Auch das Eidgenössische Departement für auswärtige Angelegenheiten (EDA) wurde in der Sache aktiv. Es veranlasste die Schweizer Botschaft in Berlin, beim deutschen auswärtigen Amt vorstellig zu werden. Eine Antwort sei aber bislang noch nicht erfolgt, sagte EDA-Sprecher Simon Hubacher.

Walter Pavel, Sprecher der Oberzolldirektion, erklärte gegenüber swissinfo, dass die verstärkten Grenzkontrollen, deren Zeitpunkt sowie die Begründung dafür für Überraschungen gesorgt habe. "Bisher haben die deutschen Grenzbehörden die Kontrollen sehr locker gehandhabt", so Pavel. Mit Deutschland habe immer ein sehr guter freund-nachbarlicher Kontakt bestanden.

Laut Pavel bestraft aber Deutschland mit den verschärften Kontrollen vor allem "die eigenen Leute". Denn zahlreiche Deutsche arbeiten als Grenzgänger in der Schweiz, vor allem in der Region Basel. "Wir sind hingegen vor allem durch den Rückstau betroffen."

Courant Normal

"Wir wurden am letzten Freitag erst sehr kurzfristig informiert", sagt auch Patrick Gantenbein, Sprecher des Grenzwacht-Korps Basel.
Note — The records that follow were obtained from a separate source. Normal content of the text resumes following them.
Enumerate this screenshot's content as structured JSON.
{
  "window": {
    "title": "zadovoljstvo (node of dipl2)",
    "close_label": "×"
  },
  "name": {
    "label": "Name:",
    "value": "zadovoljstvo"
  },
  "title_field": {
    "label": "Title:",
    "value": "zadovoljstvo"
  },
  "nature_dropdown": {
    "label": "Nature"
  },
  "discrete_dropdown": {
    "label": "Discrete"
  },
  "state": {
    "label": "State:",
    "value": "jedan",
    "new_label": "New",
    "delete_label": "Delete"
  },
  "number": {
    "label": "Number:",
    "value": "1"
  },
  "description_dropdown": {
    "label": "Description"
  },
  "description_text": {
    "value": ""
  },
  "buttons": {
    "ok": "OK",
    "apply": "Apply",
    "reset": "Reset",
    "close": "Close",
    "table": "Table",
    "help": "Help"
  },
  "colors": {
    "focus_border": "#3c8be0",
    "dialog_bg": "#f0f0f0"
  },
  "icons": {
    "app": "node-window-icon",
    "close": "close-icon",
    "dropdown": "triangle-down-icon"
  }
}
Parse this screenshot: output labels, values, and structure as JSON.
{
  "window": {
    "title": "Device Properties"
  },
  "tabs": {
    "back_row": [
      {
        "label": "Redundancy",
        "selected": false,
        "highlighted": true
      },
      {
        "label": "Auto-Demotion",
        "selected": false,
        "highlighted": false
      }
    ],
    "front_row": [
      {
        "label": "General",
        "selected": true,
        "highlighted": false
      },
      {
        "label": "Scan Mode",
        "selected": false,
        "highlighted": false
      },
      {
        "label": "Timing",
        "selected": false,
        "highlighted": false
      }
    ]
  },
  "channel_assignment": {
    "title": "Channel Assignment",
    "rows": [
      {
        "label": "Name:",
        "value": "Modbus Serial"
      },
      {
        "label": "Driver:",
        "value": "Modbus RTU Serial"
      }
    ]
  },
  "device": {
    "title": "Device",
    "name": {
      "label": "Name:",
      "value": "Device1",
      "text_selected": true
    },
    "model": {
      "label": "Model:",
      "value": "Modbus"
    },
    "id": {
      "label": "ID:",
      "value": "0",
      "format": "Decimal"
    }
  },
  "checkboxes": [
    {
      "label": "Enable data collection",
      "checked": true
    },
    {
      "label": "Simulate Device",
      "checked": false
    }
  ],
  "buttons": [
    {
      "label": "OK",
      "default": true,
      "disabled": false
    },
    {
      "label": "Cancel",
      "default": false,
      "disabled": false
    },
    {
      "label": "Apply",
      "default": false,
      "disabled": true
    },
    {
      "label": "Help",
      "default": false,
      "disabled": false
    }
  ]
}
Weil offenbar der Schengen-Vertrag der Grund der Massnahme sei, habe die Haltung der deutschen Behörden eine politische Dimension angenommen, vermutet Gantenbein. Er hofft, dass für diese "unglückliche Situation" bald eine Lösung gefunden werde.

Für Jacques Strahm, den Kommandanten des Westschweizer Grenzwacht-Korps, welches für die Grenze zu Frankreich verantwortlich ist, tönt die deutsche Begründung mit dem ordnungsgemässen Vollzug des Schengener Abkommens plausibel. "Ich glaube, die Kontrollen durch Deutschland sind ein Mittel, um in Sachen bilaterale Verhandlungen Druck auf die Schweiz zu machen", sagt Strahm.

Strahm wie auch seine Kollegen vom Grenzabschnitt mit Italien und Österreich bestätigen, dass dort Courant Normal herrsche, es also keine verstärkten Kontrollen gebe.

Lange Staus

Am Wochenende und am frühen Montagabend stauten sich die Fahrzeuge beim Autobahnübergang von Basel nach Deutschland auf einer Länge von bis zu 13 Kilometern. Die Basler Polizei riet darauf Automobilisten mit Ziel Benelux-Länder, statt über Deutschland via Frankreich zu fahren. Auch an anderen Übergängen kam es zu langen Wartezeiten.

Anpassung an "Schengen-Standard"

Die verschärften Kontrollen seien "kein Sondereinsatz" und auch keine Fahndung, sagte Thorsten Kruijer, stellvertretender Leiter des BGS-Amtes Weil am Rhein.

Seine Polizeibehörde habe bloss den normalen Regeldienst intensiviert und an den "Schengen-Standard" angepasst. "Wir haben uns darauf besonnen, was das Gesetz vorsieht, und unsere Praxis angepasst", sagte Kruijer. Dabei bleibe es bis auf weiteres.

swissinfo

Fakten

Das Schengener Abkommen garantiert den freien Personenverkehr innerhalb der Länder der Europäischen Union (EU).
Gleichzeitig sind darin auch strenge Kontrollen der EU-Aussengrenzen verankert.
Die Schweiz möchte im Rahmen der zweiten Runde der Bilateralen Verhandlungen dem Schengen-Abkommen beitreten, obschon sie nicht Mitglied der EU ist.
Zwischen der Schweiz und Deutschland hat es 90 Grenzübergänge.

Infobox Ende

In Kürze

Deutschland führt seit Freitag verstärkte Grenzkontrollen für Personen und Fahrzeuge ein, die aus der Schweiz einreisen.

Das führte zu langen Staus und Wartezeiten an den Übergängen.

Die Massnahme war den Schweizer Behörden nur sehr kurzfristig angekündigt worden.

Deutsche Grenzbehörden gaben als Grund an, dass die EU-Aussengrenze gemäss Schengen-Abkommen bisher zu lasch überwacht worden sei.